Employment Expertise – Open Positions But No Qualified People
Question: I often receive job applications from people who have criminal convictions, even felonies, in their backgrounds. Should I hire people with criminal histories?
Answer: If you are automatically tossing aside applications from people who’ve served time in jail or prison, you might be excluding some potentially valuable employees.
Human resource officials from area companies that hire ex-offenders say they can be among their most motivated workers. Former criminal offenders who are committed to re-establishing themselves in society know they’re re-entering the work force with a bias against them. That can be a strong incentive to work doubly hard.
Employers considering hiring people with criminal histories should know that there is support for both business and ex-offenders in the community. Agencies such as Ottawa County Michigan Works and 70 x 7, a faith-based nonprofit group in Holland, provide mentoring, job-readiness training and work skills testing to help the job seekers become more job-ready and to assimilate in a work atmosphere.
Ex-offenders also receive regular manditory supervision – often including drug screening – from their parole officers in Ottawa County.

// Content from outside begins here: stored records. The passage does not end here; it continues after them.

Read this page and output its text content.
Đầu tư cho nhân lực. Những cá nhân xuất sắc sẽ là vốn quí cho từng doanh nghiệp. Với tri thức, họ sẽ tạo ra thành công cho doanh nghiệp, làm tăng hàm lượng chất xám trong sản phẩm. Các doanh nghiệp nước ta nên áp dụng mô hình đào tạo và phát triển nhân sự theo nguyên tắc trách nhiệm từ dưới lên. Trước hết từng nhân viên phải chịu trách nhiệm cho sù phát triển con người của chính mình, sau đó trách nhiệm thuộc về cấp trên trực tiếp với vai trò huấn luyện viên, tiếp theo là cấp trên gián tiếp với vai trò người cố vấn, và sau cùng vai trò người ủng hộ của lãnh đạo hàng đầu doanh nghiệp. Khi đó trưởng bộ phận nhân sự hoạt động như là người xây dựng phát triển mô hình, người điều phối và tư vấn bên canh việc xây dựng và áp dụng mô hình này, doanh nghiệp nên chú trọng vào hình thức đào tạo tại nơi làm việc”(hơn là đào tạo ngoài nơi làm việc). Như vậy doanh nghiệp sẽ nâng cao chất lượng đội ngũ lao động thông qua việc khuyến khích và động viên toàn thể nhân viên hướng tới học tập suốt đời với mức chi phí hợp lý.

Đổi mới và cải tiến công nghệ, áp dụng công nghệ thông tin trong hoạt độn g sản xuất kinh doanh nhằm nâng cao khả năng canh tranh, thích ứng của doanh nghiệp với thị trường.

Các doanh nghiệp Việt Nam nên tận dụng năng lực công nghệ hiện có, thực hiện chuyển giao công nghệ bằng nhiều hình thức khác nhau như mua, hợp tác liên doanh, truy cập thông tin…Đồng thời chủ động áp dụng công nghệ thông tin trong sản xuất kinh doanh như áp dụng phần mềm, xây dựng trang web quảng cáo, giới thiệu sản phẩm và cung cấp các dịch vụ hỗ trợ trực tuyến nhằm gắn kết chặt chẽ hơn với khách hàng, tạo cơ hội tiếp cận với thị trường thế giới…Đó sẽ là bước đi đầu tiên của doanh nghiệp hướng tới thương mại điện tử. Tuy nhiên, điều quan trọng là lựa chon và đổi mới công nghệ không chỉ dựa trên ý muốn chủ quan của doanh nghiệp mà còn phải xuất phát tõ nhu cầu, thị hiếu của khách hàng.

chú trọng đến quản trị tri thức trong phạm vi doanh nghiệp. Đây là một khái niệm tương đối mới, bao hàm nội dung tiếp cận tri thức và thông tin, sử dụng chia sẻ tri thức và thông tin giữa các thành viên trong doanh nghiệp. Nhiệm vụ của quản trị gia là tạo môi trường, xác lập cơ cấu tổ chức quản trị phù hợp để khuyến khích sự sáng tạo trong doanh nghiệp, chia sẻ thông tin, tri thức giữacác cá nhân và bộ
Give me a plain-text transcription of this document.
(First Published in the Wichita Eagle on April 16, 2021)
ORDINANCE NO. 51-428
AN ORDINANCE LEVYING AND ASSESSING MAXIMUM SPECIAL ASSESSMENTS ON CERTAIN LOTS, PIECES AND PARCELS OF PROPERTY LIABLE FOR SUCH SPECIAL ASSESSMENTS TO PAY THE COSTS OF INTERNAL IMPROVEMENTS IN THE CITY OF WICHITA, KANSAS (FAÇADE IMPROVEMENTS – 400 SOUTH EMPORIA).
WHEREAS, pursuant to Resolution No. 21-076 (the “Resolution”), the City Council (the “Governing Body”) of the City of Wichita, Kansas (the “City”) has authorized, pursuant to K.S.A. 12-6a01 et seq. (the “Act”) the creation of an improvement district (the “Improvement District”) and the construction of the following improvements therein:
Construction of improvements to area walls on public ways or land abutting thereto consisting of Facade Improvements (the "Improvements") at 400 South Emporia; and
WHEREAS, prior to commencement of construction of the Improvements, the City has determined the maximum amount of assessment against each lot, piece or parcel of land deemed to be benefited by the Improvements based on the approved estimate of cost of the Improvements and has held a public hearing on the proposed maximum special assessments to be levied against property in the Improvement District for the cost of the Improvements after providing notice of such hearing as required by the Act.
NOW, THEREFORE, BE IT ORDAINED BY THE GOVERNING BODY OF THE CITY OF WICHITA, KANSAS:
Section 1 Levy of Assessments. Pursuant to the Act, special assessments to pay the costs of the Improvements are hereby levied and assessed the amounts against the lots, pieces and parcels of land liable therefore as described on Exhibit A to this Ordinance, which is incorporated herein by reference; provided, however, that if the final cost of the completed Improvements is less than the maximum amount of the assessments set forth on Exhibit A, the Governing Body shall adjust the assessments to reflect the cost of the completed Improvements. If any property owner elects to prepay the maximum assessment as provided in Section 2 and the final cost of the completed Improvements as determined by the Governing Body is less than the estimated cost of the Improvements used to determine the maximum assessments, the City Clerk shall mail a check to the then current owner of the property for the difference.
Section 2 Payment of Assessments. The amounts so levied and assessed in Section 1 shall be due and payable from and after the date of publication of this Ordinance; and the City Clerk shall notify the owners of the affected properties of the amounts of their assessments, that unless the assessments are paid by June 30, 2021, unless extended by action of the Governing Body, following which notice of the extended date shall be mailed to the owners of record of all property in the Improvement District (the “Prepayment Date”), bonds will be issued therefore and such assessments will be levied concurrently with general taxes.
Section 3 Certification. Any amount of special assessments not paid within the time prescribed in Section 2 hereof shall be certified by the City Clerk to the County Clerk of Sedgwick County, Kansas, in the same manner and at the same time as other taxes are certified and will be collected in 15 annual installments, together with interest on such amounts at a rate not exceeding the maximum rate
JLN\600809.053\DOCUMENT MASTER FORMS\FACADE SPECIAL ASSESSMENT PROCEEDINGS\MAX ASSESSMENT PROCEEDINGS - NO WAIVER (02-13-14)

The current unemployment rate for those on parole in Ottawa County is 60 percent.
Returning former offenders to successful, self-supporting or family-supporting status is a community challenge.
Why is it important? Connecting them with jobs not only improves their lives and the lives of their children, it helps the community by reducing crime, eases the burden on social service and nonprofit agencies, and saves Michigan
taxpayers the $30,000 per year it costs to incarcerate someone.
It can also make business sense. Recognizing the hurdles that criminal offenders face in the job market, the government provides financial incentives to employers. Some of these incentives can vary in amount. But employers can save money on their federal income taxes by hiring those convicted of a felony. The Work Opportunity Tax Credit pays up to $2,400 of the first-year wages for each new person hired.
Hiring an ex-offender should be based on sound hiring principles, of course. Employers should know, however that there is community support for this group of highly motivated job seekers complete with job readiness and skill building.